Colley was living with the girl and his wife despite being convicted in a previous case of child abuse that left another daughter dead in 2017.
This time Colley is accused of hurting his 3-year-old daughter, born in 2020, while his previous case was still being contested.
In charging documents, Maryland State Police say a child care provider reported bruises on the little girl’s arms Tuesday.
The child told a social services investigator “dad gets mad” and “daddy bit my arm”, investigators wrote.
Colley’s wife denied the claim. “No one in this house grabbed her or bit her,” she told investigators.
According to court documents, investigators noted that Colley is currently on house arrest serving 8 years of a 25 year suspended sentence for assaults that resulted in the death of Colley's daughter, Harper Grace Colley.
The child died in 2017 at the age of three after suffering head trauma while Colley was the only adult with access to her, according to court documents in the previous case.

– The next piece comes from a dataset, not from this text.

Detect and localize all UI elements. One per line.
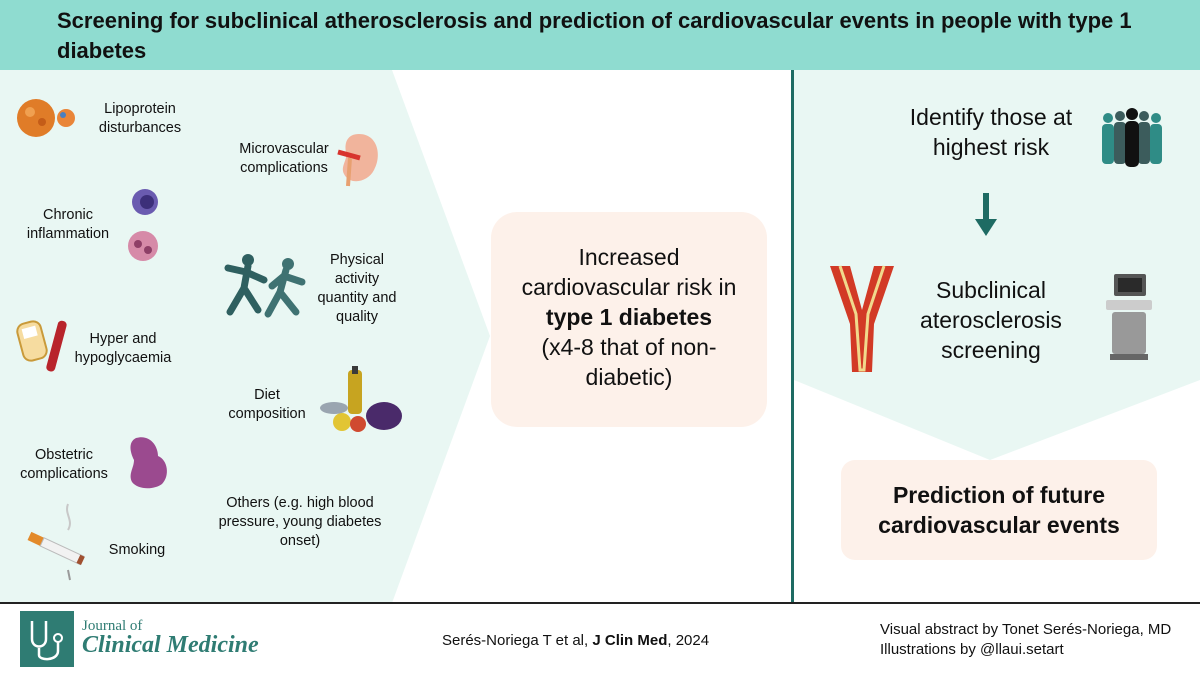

Colley was sentenced in August of 2022 by Frederick County Circuit Court Judge Julia Martz-Fisher after he made an Alford plea and avoided a trial in that case.

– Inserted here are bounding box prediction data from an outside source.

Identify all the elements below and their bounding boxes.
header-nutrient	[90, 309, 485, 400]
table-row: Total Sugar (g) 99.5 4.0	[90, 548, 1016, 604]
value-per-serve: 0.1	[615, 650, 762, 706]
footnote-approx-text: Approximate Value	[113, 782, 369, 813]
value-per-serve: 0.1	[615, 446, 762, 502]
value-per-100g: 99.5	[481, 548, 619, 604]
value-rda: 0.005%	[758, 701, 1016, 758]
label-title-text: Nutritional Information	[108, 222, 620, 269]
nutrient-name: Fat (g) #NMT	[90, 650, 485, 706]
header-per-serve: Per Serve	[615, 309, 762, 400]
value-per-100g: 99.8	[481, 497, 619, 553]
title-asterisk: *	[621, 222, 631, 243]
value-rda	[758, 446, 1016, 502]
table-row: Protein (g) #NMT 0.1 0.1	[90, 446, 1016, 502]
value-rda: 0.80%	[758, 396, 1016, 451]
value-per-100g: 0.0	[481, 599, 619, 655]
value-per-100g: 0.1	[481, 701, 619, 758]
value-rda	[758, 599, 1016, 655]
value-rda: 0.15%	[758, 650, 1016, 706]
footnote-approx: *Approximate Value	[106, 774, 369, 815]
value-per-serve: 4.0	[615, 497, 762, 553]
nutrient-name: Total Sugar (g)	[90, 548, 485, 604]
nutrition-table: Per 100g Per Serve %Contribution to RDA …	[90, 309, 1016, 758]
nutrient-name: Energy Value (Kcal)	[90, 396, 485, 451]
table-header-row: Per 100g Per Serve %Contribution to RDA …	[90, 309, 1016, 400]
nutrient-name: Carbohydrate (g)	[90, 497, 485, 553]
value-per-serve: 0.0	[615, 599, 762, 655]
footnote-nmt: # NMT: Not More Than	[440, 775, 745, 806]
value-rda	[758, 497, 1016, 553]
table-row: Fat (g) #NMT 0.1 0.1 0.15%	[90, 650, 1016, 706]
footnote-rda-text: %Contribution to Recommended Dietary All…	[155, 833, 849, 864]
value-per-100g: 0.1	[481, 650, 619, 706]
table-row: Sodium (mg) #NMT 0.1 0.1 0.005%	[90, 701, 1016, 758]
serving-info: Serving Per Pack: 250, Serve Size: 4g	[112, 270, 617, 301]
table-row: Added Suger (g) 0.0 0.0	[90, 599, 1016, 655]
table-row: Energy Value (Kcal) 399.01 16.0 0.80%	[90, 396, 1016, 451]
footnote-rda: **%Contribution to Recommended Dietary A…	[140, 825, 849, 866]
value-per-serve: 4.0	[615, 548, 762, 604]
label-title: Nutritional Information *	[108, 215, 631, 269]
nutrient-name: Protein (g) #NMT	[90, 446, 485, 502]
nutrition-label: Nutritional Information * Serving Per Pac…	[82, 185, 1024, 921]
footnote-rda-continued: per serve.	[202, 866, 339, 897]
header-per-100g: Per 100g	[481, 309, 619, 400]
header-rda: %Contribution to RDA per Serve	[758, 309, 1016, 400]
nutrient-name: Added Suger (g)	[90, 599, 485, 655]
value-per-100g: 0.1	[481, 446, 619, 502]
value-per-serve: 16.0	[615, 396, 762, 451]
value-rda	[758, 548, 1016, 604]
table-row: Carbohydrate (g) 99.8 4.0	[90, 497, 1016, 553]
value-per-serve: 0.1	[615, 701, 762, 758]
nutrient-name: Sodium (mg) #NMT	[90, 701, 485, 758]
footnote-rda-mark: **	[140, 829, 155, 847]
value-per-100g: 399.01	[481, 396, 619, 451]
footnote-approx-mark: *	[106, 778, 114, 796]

The plea is not an admission of guilt, but does acknowledge prosecutors have enough evidence to convict.
Martz-Fisher has not responded to WUSA9’s request for comment.
The case has at least one child advocate raising questions about the sentencing decision.
“Many times in my practice I do see biological parents that are allowed to maintain custody of their children in spite of the most questionable and seemingly unsafe situations," said Matila Jones of the Maryland Family Tree, a nonprofit that aims to prevent child abuse by supporting struggling families.
"There have been quite a few times where I’ve seen the outcome of that only ends up being children put into further danger," Jones said.
Colley is a former Fairfax County police officer who was fired after the indictment for the death of his daughter in 2017.
On Thursday, another judge ordered Colley be held in the Frederick County jail without bail on the latest charges.